Ketika singapura menjadi kawasan pelabuhan yang
strategis banyak imigran yang dating terutama yang berasal dari Guang Do, Cina
Selatan. Untuk mempermudah pengaturan imigran maka dibuatlah kampung china
(niuchesui) pada tahun 1820. Raffles
menetapkan kawasan tersebut sebagai kawasan khusus untuk etnis China pada tahun
1822. Kemudian Raffles juga membagi daerah berdasarkan kelompok suku yang ada
yaitu Hokkian di Telok Ayer dan sekitar sungai, Teochew di Clark Quay dan
sekitar Fort Canning, sedangkan Kanton dan Hakka di sekitar Kreta Ayer. Selain
itu Raffles juga mengelompokkan lagi komunitas di Chinatown berdasarkan kelas
dan jenis mata pencaharian, yakni pedagang, seniman maupun petani. Pada tahun
1839 kawasan Telok Ayer berkembang menjadi pusat komersial di selatan
Singapura.
Pada tahun 1843 Chinatown menjadi terkenal dan
dikunjungi banyak wisatawan dengan kekhasan lokal yang dimilikinya. Hal ini
menyebabkan kepadatan dan arus orang datang dan pergi semakin meningkat. Maka
pada tahun 1885 Chinatown difasilitasi oleh transportasi publik yaitu steam
train, kereta listrik dan troley bus pada tahun 1929.
Pada perkembangannya kemudian terjadi semacam alih fungsi yaitu Chinatown
yang tadinya adalah
kawasan hunian menjadi kawasan
perdagangan. Akibatnya adalah timbul
kepadatan tinggi memunculkan
adanya masalah
kesehatan, slum dan turunnya kualitas
lingkungan. Wabah penyakit bermunculan
dan ditambah adanya isu rasial dan
nasionalis yang sentimental memunculkan adanya
permasalahan-permasalahan sosial.
Chinatown
pernah menjadi tempat perdagangan
yang ramai hingga tempat dunia malam,
prostitusi, hingga perdagangan opium di
Asia. Dengan adanya situasi sosial yang memburuk
sering terjadi kriminalitas pada lingkungan
Chinatown ini. Situasi perang membuat
kehidupan di Chiantown menjadi hancur
yaitu pada tahun 1940an. Hal tersebut tidak
membuat morfologi Chinatown berubah, namun
akibat perang kondisi bangunan semakin
parah. Maka tahun 1960 hingga 1970,
banyak bangunan lama dihancurkan dan digantikan
oleh pengembangan baru terutama oleh
HDB dalam rangka upaya
pemenuhan kebutuhan perumahan
rakyat sekaligus mewujudkan
ruang komersial.
Kemudian
pada tahun 1980 URA memutuskan
untuk melakukan preservasi lingkungan
Chinatown dan berusaha memfungsikannya
kembali sebagai kawasan perkantoran
karena letaknya yang mudah diakses
oleh MRT. Pada tahun 1998 Tourist Board
Plan for Chinatown, diresmikan lalu koridor-koridor
jalan secara tematik bersarakan
interest publik.
Konservasi Chinatown
Singapura diprakarsai Oleh URA (Urban Redevelopment Authority).
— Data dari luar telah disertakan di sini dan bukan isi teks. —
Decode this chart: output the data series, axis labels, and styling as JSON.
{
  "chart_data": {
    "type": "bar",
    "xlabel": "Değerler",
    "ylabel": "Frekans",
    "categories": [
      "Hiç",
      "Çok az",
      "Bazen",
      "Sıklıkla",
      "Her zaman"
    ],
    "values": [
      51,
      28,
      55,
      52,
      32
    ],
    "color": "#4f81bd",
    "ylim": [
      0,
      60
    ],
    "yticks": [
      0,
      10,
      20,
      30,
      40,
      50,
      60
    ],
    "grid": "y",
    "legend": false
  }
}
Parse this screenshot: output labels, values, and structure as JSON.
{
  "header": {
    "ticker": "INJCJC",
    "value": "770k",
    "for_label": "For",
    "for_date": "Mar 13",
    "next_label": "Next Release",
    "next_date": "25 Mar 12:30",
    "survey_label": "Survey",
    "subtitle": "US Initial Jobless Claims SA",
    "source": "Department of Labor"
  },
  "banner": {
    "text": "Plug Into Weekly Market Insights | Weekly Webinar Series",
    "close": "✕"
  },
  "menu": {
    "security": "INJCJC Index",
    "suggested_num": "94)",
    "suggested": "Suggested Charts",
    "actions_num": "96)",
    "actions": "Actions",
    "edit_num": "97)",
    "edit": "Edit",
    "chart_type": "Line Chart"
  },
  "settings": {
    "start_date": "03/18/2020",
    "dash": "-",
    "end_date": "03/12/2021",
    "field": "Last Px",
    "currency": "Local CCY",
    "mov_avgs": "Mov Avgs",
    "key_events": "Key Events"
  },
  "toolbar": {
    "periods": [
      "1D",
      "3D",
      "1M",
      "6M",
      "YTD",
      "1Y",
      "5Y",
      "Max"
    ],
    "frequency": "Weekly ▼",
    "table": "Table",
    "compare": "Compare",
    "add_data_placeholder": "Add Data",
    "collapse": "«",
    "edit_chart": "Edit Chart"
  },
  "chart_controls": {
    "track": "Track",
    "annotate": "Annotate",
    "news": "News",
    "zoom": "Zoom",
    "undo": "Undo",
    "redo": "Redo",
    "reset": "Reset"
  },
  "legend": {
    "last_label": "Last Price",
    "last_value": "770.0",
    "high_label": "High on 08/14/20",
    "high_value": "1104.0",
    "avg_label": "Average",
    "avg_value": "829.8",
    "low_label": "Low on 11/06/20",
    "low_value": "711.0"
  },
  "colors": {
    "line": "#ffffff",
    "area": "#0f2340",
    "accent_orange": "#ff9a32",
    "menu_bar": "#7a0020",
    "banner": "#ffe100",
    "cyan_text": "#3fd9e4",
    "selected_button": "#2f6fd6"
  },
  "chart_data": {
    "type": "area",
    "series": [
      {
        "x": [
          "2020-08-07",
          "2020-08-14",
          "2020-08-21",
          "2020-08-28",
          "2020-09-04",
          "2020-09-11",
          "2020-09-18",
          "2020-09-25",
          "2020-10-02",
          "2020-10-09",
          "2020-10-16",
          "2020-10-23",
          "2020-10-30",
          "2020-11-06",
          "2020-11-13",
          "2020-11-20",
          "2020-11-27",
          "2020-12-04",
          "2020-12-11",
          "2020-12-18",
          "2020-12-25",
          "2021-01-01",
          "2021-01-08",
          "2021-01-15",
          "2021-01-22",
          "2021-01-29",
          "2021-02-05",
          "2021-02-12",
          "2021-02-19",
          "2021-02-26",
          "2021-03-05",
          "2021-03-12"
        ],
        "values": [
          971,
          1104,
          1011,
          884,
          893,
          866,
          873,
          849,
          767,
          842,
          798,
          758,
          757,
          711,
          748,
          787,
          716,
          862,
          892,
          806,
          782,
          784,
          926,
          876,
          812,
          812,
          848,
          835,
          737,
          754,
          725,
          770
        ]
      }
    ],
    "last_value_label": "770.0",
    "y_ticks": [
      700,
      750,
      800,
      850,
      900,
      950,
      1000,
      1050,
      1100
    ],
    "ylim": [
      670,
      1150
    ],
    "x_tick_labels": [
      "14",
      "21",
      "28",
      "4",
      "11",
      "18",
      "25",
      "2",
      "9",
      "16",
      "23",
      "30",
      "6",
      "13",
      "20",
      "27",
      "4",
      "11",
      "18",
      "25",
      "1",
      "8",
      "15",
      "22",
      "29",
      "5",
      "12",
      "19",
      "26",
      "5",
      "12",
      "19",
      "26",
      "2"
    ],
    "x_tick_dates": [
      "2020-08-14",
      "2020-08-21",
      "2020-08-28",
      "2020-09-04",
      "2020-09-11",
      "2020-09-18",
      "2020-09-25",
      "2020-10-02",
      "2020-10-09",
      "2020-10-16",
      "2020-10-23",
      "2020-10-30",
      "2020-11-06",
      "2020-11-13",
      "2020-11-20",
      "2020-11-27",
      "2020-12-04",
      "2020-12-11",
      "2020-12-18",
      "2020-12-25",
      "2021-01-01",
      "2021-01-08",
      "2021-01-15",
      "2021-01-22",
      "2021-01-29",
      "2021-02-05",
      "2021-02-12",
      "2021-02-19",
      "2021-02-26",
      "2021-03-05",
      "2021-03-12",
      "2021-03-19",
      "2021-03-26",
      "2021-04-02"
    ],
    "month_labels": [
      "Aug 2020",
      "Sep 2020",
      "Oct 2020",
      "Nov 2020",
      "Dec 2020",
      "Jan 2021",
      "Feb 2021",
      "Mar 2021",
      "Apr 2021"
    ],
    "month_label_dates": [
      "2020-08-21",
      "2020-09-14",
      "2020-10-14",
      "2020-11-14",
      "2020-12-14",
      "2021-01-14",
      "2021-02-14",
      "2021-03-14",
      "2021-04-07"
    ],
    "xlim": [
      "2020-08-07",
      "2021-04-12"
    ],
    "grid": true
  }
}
Singapura merupakan Negara yang ketat dalam menerapkan aturan konservasi,
dikarenakan Singapura pernah melakukan kesalahan yaitu menghacurkan sebagian
bangunan-bangunan bersejarahnya karena lingkungan tersebut dianggap kumuh.
Prinsip dasar yang diterapkan konservasi di Singapura adalah 3R (maximum
Retention, Quality of Restoration, careful Repair).
Distrik Chinatown dikategorikan sebagai historical district
yaitu bangunan pada distrik tersebut masih asli. Hal itu diatur dalam sebuah guidelines
dengan tujuan agar kualitas visualnya tidak berubah dan tergeser oleh arus
modernisasi yang masuk.
Konservasi kawasan bersejarah berarti termasuk juga
mempreservas i elemen arsitekturalnya. Elemen
bangunan yang menjadi perhatian
konservasi di Singapura antara lain, atap,
dinding,
struktur, airwells, rear court, daun
jendela, Railing tangga, dan fasad bangunan. Setiap detail arsitektural tersebut tidak boleh ada yang berubah. Kalaupun
berubah maka hanya
strukturnya saja yang boleh berubah.
Detail arsitektural dalam hal ini termasuk
tekstur, warna, bentuk hingga papan nama.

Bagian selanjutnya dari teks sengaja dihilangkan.